It’s a pylon pile-on!

Pylons with a cloudy sky behind them

Councillors shocked at National Grids plans to run a string of huge pylons along the Lincolnshire coast.

The plans have been announced as part of National Grid’s Great Grid Upgrade, an overhaul of the electricity grid involving new infrastructure projects across the country.

The grid proposes installing new overhead cabling right through Lincolnshire between Grimsby and Walpole near Wisbech in Cambridgeshire, along with new electricity substations.

Cllr Colin Davie, executive councillor for economic development, environment and planning at Lincolnshire County Council, said:

“This so-called ‘Great Grid Upgrade’ won’t be great for Lincolnshire’s visitor economy as these pylons, substations and overhead cables will carve up our beautiful landscape.

“Alongside our seaside resort towns, a huge part of our coastal charm is the miles of unspoilt nature and beaches that make up the east of Lincolnshire. There are a string of nature reserves along the east coast, not to mention the Lincolnshire Wolds, the beauty of which would be severely impacted by these unsightly pylons.

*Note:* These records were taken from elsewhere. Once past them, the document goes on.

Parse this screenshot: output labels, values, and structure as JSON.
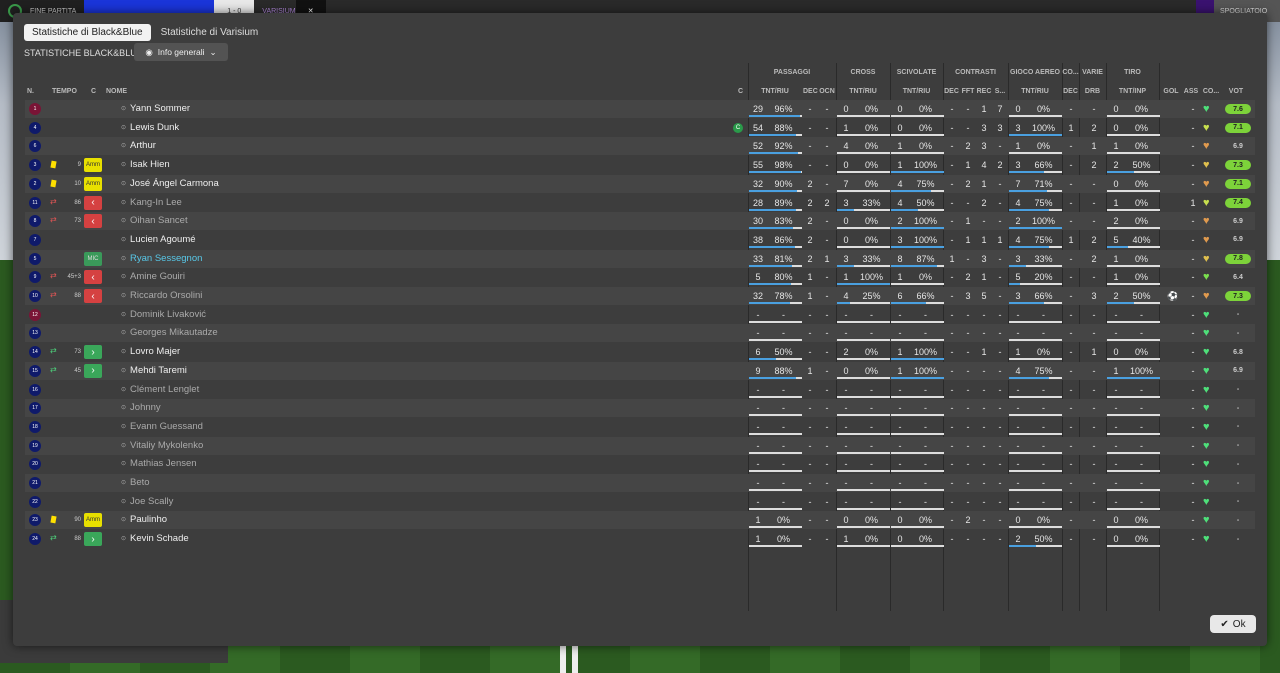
{
  "topbar": {
    "left_label": "FINE PARTITA",
    "score_left": "1 - 0",
    "team_right": "VARISIUM",
    "right_label": "SPOGLIATOIO"
  },
  "tabs": [
    {
      "label": "Statistiche di Black&Blue",
      "active": true
    },
    {
      "label": "Statistiche di Varisium",
      "active": false
    }
  ],
  "subtitle": "STATISTICHE BLACK&BLUE",
  "dropdown": {
    "label": "Info generali"
  },
  "groups": {
    "passaggi": "PASSAGGI",
    "cross": "CROSS",
    "scivolate": "SCIVOLATE",
    "contrasti": "CONTRASTI",
    "gioco_aereo": "GIOCO AEREO",
    "co": "CO...",
    "varie": "VARIE",
    "tiro": "TIRO"
  },
  "columns": {
    "n": "N.",
    "tempo": "TEMPO",
    "c": "C",
    "nome": "NOME",
    "c2": "C",
    "pass": "TNT/RIU",
    "dec": "DEC",
    "ocn": "OCN",
    "cross": "TNT/RIU",
    "sciv": "TNT/RIU",
    "dec2": "DEC",
    "fft": "FFT",
    "rec": "REC",
    "s": "S...",
    "aereo": "TNT/RIU",
    "dec3": "DEC",
    "drb": "DRB",
    "tiro": "TNT/INP",
    "gol": "GOL",
    "ass": "ASS",
    "co2": "CO...",
    "vot": "VOT"
  },
  "players": [
    {
      "num": "1",
      "gk": true,
      "yc": false,
      "swap": "",
      "time": "",
      "role": "",
      "name": "Yann Sommer",
      "dim": false,
      "hl": false,
      "cap": false,
      "pass": "29",
      "passp": "96%",
      "pf": 0.96,
      "dec": "-",
      "ocn": "-",
      "cross": "0",
      "crossp": "0%",
      "cf": 0,
      "sciv": "0",
      "scivp": "0%",
      "sf": 0,
      "cdec": "-",
      "fft": "-",
      "rec": "1",
      "s": "7",
      "aer": "0",
      "aerp": "0%",
      "af": 0,
      "adec": "-",
      "drb": "-",
      "tiro": "0",
      "tirop": "0%",
      "tf": 0,
      "gol": "",
      "ass": "-",
      "heart": "#4ee07a",
      "vot": "7.6",
      "vg": true
    },
    {
      "num": "4",
      "gk": false,
      "yc": false,
      "swap": "",
      "time": "",
      "role": "",
      "name": "Lewis Dunk",
      "dim": false,
      "hl": false,
      "cap": true,
      "pass": "54",
      "passp": "88%",
      "pf": 0.88,
      "dec": "-",
      "ocn": "-",
      "cross": "1",
      "crossp": "0%",
      "cf": 0,
      "sciv": "0",
      "scivp": "0%",
      "sf": 0,
      "cdec": "-",
      "fft": "-",
      "rec": "3",
      "s": "3",
      "aer": "3",
      "aerp": "100%",
      "af": 1,
      "adec": "1",
      "drb": "2",
      "tiro": "0",
      "tirop": "0%",
      "tf": 0,
      "gol": "",
      "ass": "-",
      "heart": "#c8e04e",
      "vot": "7.1",
      "vg": true
    },
    {
      "num": "6",
      "gk": false,
      "yc": false,
      "swap": "",
      "time": "",
      "role": "",
      "name": "Arthur",
      "dim": false,
      "hl": false,
      "cap": false,
      "pass": "52",
      "passp": "92%",
      "pf": 0.92,
      "dec": "-",
      "ocn": "-",
      "cross": "4",
      "crossp": "0%",
      "cf": 0,
      "sciv": "1",
      "scivp": "0%",
      "sf": 0,
      "cdec": "-",
      "fft": "2",
      "rec": "3",
      "s": "-",
      "aer": "1",
      "aerp": "0%",
      "af": 0,
      "adec": "-",
      "drb": "1",
      "tiro": "1",
      "tirop": "0%",
      "tf": 0,
      "gol": "",
      "ass": "-",
      "heart": "#e09a4e",
      "vot": "6.9",
      "vg": false
    },
    {
      "num": "3",
      "gk": false,
      "yc": true,
      "swap": "",
      "time": "9",
      "role": "Amm",
      "name": "Isak Hien",
      "dim": false,
      "hl": false,
      "cap": false,
      "pass": "55",
      "passp": "98%",
      "pf": 0.98,
      "dec": "-",
      "ocn": "-",
      "cross": "0",
      "crossp": "0%",
      "cf": 0,
      "sciv": "1",
      "scivp": "100%",
      "sf": 1,
      "cdec": "-",
      "fft": "1",
      "rec": "4",
      "s": "2",
      "aer": "3",
      "aerp": "66%",
      "af": 0.66,
      "adec": "-",
      "drb": "2",
      "tiro": "2",
      "tirop": "50%",
      "tf": 0.5,
      "gol": "",
      "ass": "-",
      "heart": "#e0c04e",
      "vot": "7.3",
      "vg": true
    },
    {
      "num": "2",
      "gk": false,
      "yc": true,
      "swap": "",
      "time": "10",
      "role": "Amm",
      "name": "José Ángel Carmona",
      "dim": false,
      "hl": false,
      "cap": false,
      "pass": "32",
      "passp": "90%",
      "pf": 0.9,
      "dec": "2",
      "ocn": "-",
      "cross": "7",
      "crossp": "0%",
      "cf": 0,
      "sciv": "4",
      "scivp": "75%",
      "sf": 0.75,
      "cdec": "-",
      "fft": "2",
      "rec": "1",
      "s": "-",
      "aer": "7",
      "aerp": "71%",
      "af": 0.71,
      "adec": "-",
      "drb": "-",
      "tiro": "0",
      "tirop": "0%",
      "tf": 0,
      "gol": "",
      "ass": "-",
      "heart": "#e09a4e",
      "vot": "7.1",
      "vg": true
    },
    {
      "num": "11",
      "gk": false,
      "yc": false,
      "swap": "r",
      "time": "86",
      "role": "out",
      "name": "Kang-In Lee",
      "dim": true,
      "hl": false,
      "cap": false,
      "pass": "28",
      "passp": "89%",
      "pf": 0.89,
      "dec": "2",
      "ocn": "2",
      "cross": "3",
      "crossp": "33%",
      "cf": 0.33,
      "sciv": "4",
      "scivp": "50%",
      "sf": 0.5,
      "cdec": "-",
      "fft": "-",
      "rec": "2",
      "s": "-",
      "aer": "4",
      "aerp": "75%",
      "af": 0.75,
      "adec": "-",
      "drb": "-",
      "tiro": "1",
      "tirop": "0%",
      "tf": 0,
      "gol": "",
      "ass": "1",
      "heart": "#c8e04e",
      "vot": "7.4",
      "vg": true
    },
    {
      "num": "8",
      "gk": false,
      "yc": false,
      "swap": "r",
      "time": "73",
      "role": "out",
      "name": "Oihan Sancet",
      "dim": true,
      "hl": false,
      "cap": false,
      "pass": "30",
      "passp": "83%",
      "pf": 0.83,
      "dec": "2",
      "ocn": "-",
      "cross": "0",
      "crossp": "0%",
      "cf": 0,
      "sciv": "2",
      "scivp": "100%",
      "sf": 1,
      "cdec": "-",
      "fft": "1",
      "rec": "-",
      "s": "-",
      "aer": "2",
      "aerp": "100%",
      "af": 1,
      "adec": "-",
      "drb": "-",
      "tiro": "2",
      "tirop": "0%",
      "tf": 0,
      "gol": "",
      "ass": "-",
      "heart": "#e09a4e",
      "vot": "6.9",
      "vg": false
    },
    {
      "num": "7",
      "gk": false,
      "yc": false,
      "swap": "",
      "time": "",
      "role": "",
      "name": "Lucien Agoumé",
      "dim": false,
      "hl": false,
      "cap": false,
      "pass": "38",
      "passp": "86%",
      "pf": 0.86,
      "dec": "2",
      "ocn": "-",
      "cross": "0",
      "crossp": "0%",
      "cf": 0,
      "sciv": "3",
      "scivp": "100%",
      "sf": 1,
      "cdec": "-",
      "fft": "1",
      "rec": "1",
      "s": "1",
      "aer": "4",
      "aerp": "75%",
      "af": 0.75,
      "adec": "1",
      "drb": "2",
      "tiro": "5",
      "tirop": "40%",
      "tf": 0.4,
      "gol": "",
      "ass": "-",
      "heart": "#e09a4e",
      "vot": "6.9",
      "vg": false
    },
    {
      "num": "5",
      "gk": false,
      "yc": false,
      "swap": "",
      "time": "",
      "role": "MIC",
      "name": "Ryan Sessegnon",
      "dim": false,
      "hl": true,
      "cap": false,
      "pass": "33",
      "passp": "81%",
      "pf": 0.81,
      "dec": "2",
      "ocn": "1",
      "cross": "3",
      "crossp": "33%",
      "cf": 0.33,
      "sciv": "8",
      "scivp": "87%",
      "sf": 0.87,
      "cdec": "1",
      "fft": "-",
      "rec": "3",
      "s": "-",
      "aer": "3",
      "aerp": "33%",
      "af": 0.33,
      "adec": "-",
      "drb": "2",
      "tiro": "1",
      "tirop": "0%",
      "tf": 0,
      "gol": "",
      "ass": "-",
      "heart": "#e0c04e",
      "vot": "7.8",
      "vg": true
    },
    {
      "num": "9",
      "gk": false,
      "yc": false,
      "swap": "r",
      "time": "45+3",
      "role": "out",
      "name": "Amine Gouiri",
      "dim": true,
      "hl": false,
      "cap": false,
      "pass": "5",
      "passp": "80%",
      "pf": 0.8,
      "dec": "1",
      "ocn": "-",
      "cross": "1",
      "crossp": "100%",
      "cf": 1,
      "sciv": "1",
      "scivp": "0%",
      "sf": 0,
      "cdec": "-",
      "fft": "2",
      "rec": "1",
      "s": "-",
      "aer": "5",
      "aerp": "20%",
      "af": 0.2,
      "adec": "-",
      "drb": "-",
      "tiro": "1",
      "tirop": "0%",
      "tf": 0,
      "gol": "",
      "ass": "-",
      "heart": "#7ae04e",
      "vot": "6.4",
      "vg": false
    },
    {
      "num": "10",
      "gk": false,
      "yc": false,
      "swap": "r",
      "time": "88",
      "role": "out",
      "name": "Riccardo Orsolini",
      "dim": true,
      "hl": false,
      "cap": false,
      "pass": "32",
      "passp": "78%",
      "pf": 0.78,
      "dec": "1",
      "ocn": "-",
      "cross": "4",
      "crossp": "25%",
      "cf": 0.25,
      "sciv": "6",
      "scivp": "66%",
      "sf": 0.66,
      "cdec": "-",
      "fft": "3",
      "rec": "5",
      "s": "-",
      "aer": "3",
      "aerp": "66%",
      "af": 0.66,
      "adec": "-",
      "drb": "3",
      "tiro": "2",
      "tirop": "50%",
      "tf": 0.5,
      "gol": "⚽",
      "ass": "-",
      "heart": "#e09a4e",
      "vot": "7.3",
      "vg": true
    },
    {
      "num": "12",
      "gk": true,
      "yc": false,
      "swap": "",
      "time": "",
      "role": "",
      "name": "Dominik Livaković",
      "dim": true,
      "hl": false,
      "cap": false,
      "pass": "-",
      "passp": "-",
      "pf": 0,
      "dec": "-",
      "ocn": "-",
      "cross": "-",
      "crossp": "-",
      "cf": 0,
      "sciv": "-",
      "scivp": "-",
      "sf": 0,
      "cdec": "-",
      "fft": "-",
      "rec": "-",
      "s": "-",
      "aer": "-",
      "aerp": "-",
      "af": 0,
      "adec": "-",
      "drb": "-",
      "tiro": "-",
      "tirop": "-",
      "tf": 0,
      "gol": "",
      "ass": "-",
      "heart": "#4ee07a",
      "vot": "-",
      "vg": false
    },
    {
      "num": "13",
      "gk": false,
      "yc": false,
      "swap": "",
      "time": "",
      "role": "",
      "name": "Georges Mikautadze",
      "dim": true,
      "hl": false,
      "cap": false,
      "pass": "-",
      "passp": "-",
      "pf": 0,
      "dec": "-",
      "ocn": "-",
      "cross": "-",
      "crossp": "-",
      "cf": 0,
      "sciv": "-",
      "scivp": "-",
      "sf": 0,
      "cdec": "-",
      "fft": "-",
      "rec": "-",
      "s": "-",
      "aer": "-",
      "aerp": "-",
      "af": 0,
      "adec": "-",
      "drb": "-",
      "tiro": "-",
      "tirop": "-",
      "tf": 0,
      "gol": "",
      "ass": "-",
      "heart": "#4ee07a",
      "vot": "-",
      "vg": false
    },
    {
      "num": "14",
      "gk": false,
      "yc": false,
      "swap": "g",
      "time": "73",
      "role": "in",
      "name": "Lovro Majer",
      "dim": false,
      "hl": false,
      "cap": false,
      "pass": "6",
      "passp": "50%",
      "pf": 0.5,
      "dec": "-",
      "ocn": "-",
      "cross": "2",
      "crossp": "0%",
      "cf": 0,
      "sciv": "1",
      "scivp": "100%",
      "sf": 1,
      "cdec": "-",
      "fft": "-",
      "rec": "1",
      "s": "-",
      "aer": "1",
      "aerp": "0%",
      "af": 0,
      "adec": "-",
      "drb": "1",
      "tiro": "0",
      "tirop": "0%",
      "tf": 0,
      "gol": "",
      "ass": "-",
      "heart": "#4ee07a",
      "vot": "6.8",
      "vg": false
    },
    {
      "num": "15",
      "gk": false,
      "yc": false,
      "swap": "g",
      "time": "45",
      "role": "in",
      "name": "Mehdi Taremi",
      "dim": false,
      "hl": false,
      "cap": false,
      "pass": "9",
      "passp": "88%",
      "pf": 0.88,
      "dec": "1",
      "ocn": "-",
      "cross": "0",
      "crossp": "0%",
      "cf": 0,
      "sciv": "1",
      "scivp": "100%",
      "sf": 1,
      "cdec": "-",
      "fft": "-",
      "rec": "-",
      "s": "-",
      "aer": "4",
      "aerp": "75%",
      "af": 0.75,
      "adec": "-",
      "drb": "-",
      "tiro": "1",
      "tirop": "100%",
      "tf": 1,
      "gol": "",
      "ass": "-",
      "heart": "#4ee07a",
      "vot": "6.9",
      "vg": false
    },
    {
      "num": "16",
      "gk": false,
      "yc": false,
      "swap": "",
      "time": "",
      "role": "",
      "name": "Clément Lenglet",
      "dim": true,
      "hl": false,
      "cap": false,
      "pass": "-",
      "passp": "-",
      "pf": 0,
      "dec": "-",
      "ocn": "-",
      "cross": "-",
      "crossp": "-",
      "cf": 0,
      "sciv": "-",
      "scivp": "-",
      "sf": 0,
      "cdec": "-",
      "fft": "-",
      "rec": "-",
      "s": "-",
      "aer": "-",
      "aerp": "-",
      "af": 0,
      "adec": "-",
      "drb": "-",
      "tiro": "-",
      "tirop": "-",
      "tf": 0,
      "gol": "",
      "ass": "-",
      "heart": "#4ee07a",
      "vot": "-",
      "vg": false
    },
    {
      "num": "17",
      "gk": false,
      "yc": false,
      "swap": "",
      "time": "",
      "role": "",
      "name": "Johnny",
      "dim": true,
      "hl": false,
      "cap": false,
      "pass": "-",
      "passp": "-",
      "pf": 0,
      "dec": "-",
      "ocn": "-",
      "cross": "-",
      "crossp": "-",
      "cf": 0,
      "sciv": "-",
      "scivp": "-",
      "sf": 0,
      "cdec": "-",
      "fft": "-",
      "rec": "-",
      "s": "-",
      "aer": "-",
      "aerp": "-",
      "af": 0,
      "adec": "-",
      "drb": "-",
      "tiro": "-",
      "tirop": "-",
      "tf": 0,
      "gol": "",
      "ass": "-",
      "heart": "#4ee07a",
      "vot": "-",
      "vg": false
    },
    {
      "num": "18",
      "gk": false,
      "yc": false,
      "swap": "",
      "time": "",
      "role": "",
      "name": "Evann Guessand",
      "dim": true,
      "hl": false,
      "cap": false,
      "pass": "-",
      "passp": "-",
      "pf": 0,
      "dec": "-",
      "ocn": "-",
      "cross": "-",
      "crossp": "-",
      "cf": 0,
      "sciv": "-",
      "scivp": "-",
      "sf": 0,
      "cdec": "-",
      "fft": "-",
      "rec": "-",
      "s": "-",
      "aer": "-",
      "aerp": "-",
      "af": 0,
      "adec": "-",
      "drb": "-",
      "tiro": "-",
      "tirop": "-",
      "tf": 0,
      "gol": "",
      "ass": "-",
      "heart": "#4ee07a",
      "vot": "-",
      "vg": false
    },
    {
      "num": "19",
      "gk": false,
      "yc": false,
      "swap": "",
      "time": "",
      "role": "",
      "name": "Vitaliy Mykolenko",
      "dim": true,
      "hl": false,
      "cap": false,
      "pass": "-",
      "passp": "-",
      "pf": 0,
      "dec": "-",
      "ocn": "-",
      "cross": "-",
      "crossp": "-",
      "cf": 0,
      "sciv": "-",
      "scivp": "-",
      "sf": 0,
      "cdec": "-",
      "fft": "-",
      "rec": "-",
      "s": "-",
      "aer": "-",
      "aerp": "-",
      "af": 0,
      "adec": "-",
      "drb": "-",
      "tiro": "-",
      "tirop": "-",
      "tf": 0,
      "gol": "",
      "ass": "-",
      "heart": "#4ee07a",
      "vot": "-",
      "vg": false
    },
    {
      "num": "20",
      "gk": false,
      "yc": false,
      "swap": "",
      "time": "",
      "role": "",
      "name": "Mathias Jensen",
      "dim": true,
      "hl": false,
      "cap": false,
      "pass": "-",
      "passp": "-",
      "pf": 0,
      "dec": "-",
      "ocn": "-",
      "cross": "-",
      "crossp": "-",
      "cf": 0,
      "sciv": "-",
      "scivp": "-",
      "sf": 0,
      "cdec": "-",
      "fft": "-",
      "rec": "-",
      "s": "-",
      "aer": "-",
      "aerp": "-",
      "af": 0,
      "adec": "-",
      "drb": "-",
      "tiro": "-",
      "tirop": "-",
      "tf": 0,
      "gol": "",
      "ass": "-",
      "heart": "#4ee07a",
      "vot": "-",
      "vg": false
    },
    {
      "num": "21",
      "gk": false,
      "yc": false,
      "swap": "",
      "time": "",
      "role": "",
      "name": "Beto",
      "dim": true,
      "hl": false,
      "cap": false,
      "pass": "-",
      "passp": "-",
      "pf": 0,
      "dec": "-",
      "ocn": "-",
      "cross": "-",
      "crossp": "-",
      "cf": 0,
      "sciv": "-",
      "scivp": "-",
      "sf": 0,
      "cdec": "-",
      "fft": "-",
      "rec": "-",
      "s": "-",
      "aer": "-",
      "aerp": "-",
      "af": 0,
      "adec": "-",
      "drb": "-",
      "tiro": "-",
      "tirop": "-",
      "tf": 0,
      "gol": "",
      "ass": "-",
      "heart": "#4ee07a",
      "vot": "-",
      "vg": false
    },
    {
      "num": "22",
      "gk": false,
      "yc": false,
      "swap": "",
      "time": "",
      "role": "",
      "name": "Joe Scally",
      "dim": true,
      "hl": false,
      "cap": false,
      "pass": "-",
      "passp": "-",
      "pf": 0,
      "dec": "-",
      "ocn": "-",
      "cross": "-",
      "crossp": "-",
      "cf": 0,
      "sciv": "-",
      "scivp": "-",
      "sf": 0,
      "cdec": "-",
      "fft": "-",
      "rec": "-",
      "s": "-",
      "aer": "-",
      "aerp": "-",
      "af": 0,
      "adec": "-",
      "drb": "-",
      "tiro": "-",
      "tirop": "-",
      "tf": 0,
      "gol": "",
      "ass": "-",
      "heart": "#4ee07a",
      "vot": "-",
      "vg": false
    },
    {
      "num": "23",
      "gk": false,
      "yc": true,
      "swap": "",
      "time": "90",
      "role": "Amm",
      "name": "Paulinho",
      "dim": false,
      "hl": false,
      "cap": false,
      "pass": "1",
      "passp": "0%",
      "pf": 0,
      "dec": "-",
      "ocn": "-",
      "cross": "0",
      "crossp": "0%",
      "cf": 0,
      "sciv": "0",
      "scivp": "0%",
      "sf": 0,
      "cdec": "-",
      "fft": "2",
      "rec": "-",
      "s": "-",
      "aer": "0",
      "aerp": "0%",
      "af": 0,
      "adec": "-",
      "drb": "-",
      "tiro": "0",
      "tirop": "0%",
      "tf": 0,
      "gol": "",
      "ass": "-",
      "heart": "#4ee07a",
      "vot": "-",
      "vg": false
    },
    {
      "num": "24",
      "gk": false,
      "yc": false,
      "swap": "g",
      "time": "88",
      "role": "in",
      "name": "Kevin Schade",
      "dim": false,
      "hl": false,
      "cap": false,
      "pass": "1",
      "passp": "0%",
      "pf": 0,
      "dec": "-",
      "ocn": "-",
      "cross": "1",
      "crossp": "0%",
      "cf": 0,
      "sciv": "0",
      "scivp": "0%",
      "sf": 0,
      "cdec": "-",
      "fft": "-",
      "rec": "-",
      "s": "-",
      "aer": "2",
      "aerp": "50%",
      "af": 0.5,
      "adec": "-",
      "drb": "-",
      "tiro": "0",
      "tirop": "0%",
      "tf": 0,
      "gol": "",
      "ass": "-",
      "heart": "#4ee07a",
      "vot": "-",
      "vg": false
    }
  ],
  "ok_label": "Ok"
}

“I understand the need for infrastructure to connect new sources of renewable energy to the grid. However, elsewhere in the country, National Grid’s plans involve burying these cables under the ground or under the sea; why can’t that be done in Lincolnshire too?

“And this isn’t power being brought in to supply Lincolnshire’s needs, necessarily. This wall of wires and pylons is ostensibly to take power down to London and the south east.”

On 5 December 2023, Lincolnshire County Council’s executive approved an Energy Infrastructure position statement, which outlined how the council will respond robustly to National Significant Infrastructure Projects like this, to protect agricultural land and prevent developments blighting the landscape.

Cllr Davie continued:

“We refuse to let Lincolnshire be seen as a place to dump unwanted infrastructure projects. But as these pylon plans are classed as a Nationally Significant Infrastructure Project, permission won’t be determined locally.

“The council, as a statutory consultee, will be sure to make our views on the proposals clear to the relevant Secretary of State who will make the final decision to grant consent or not.”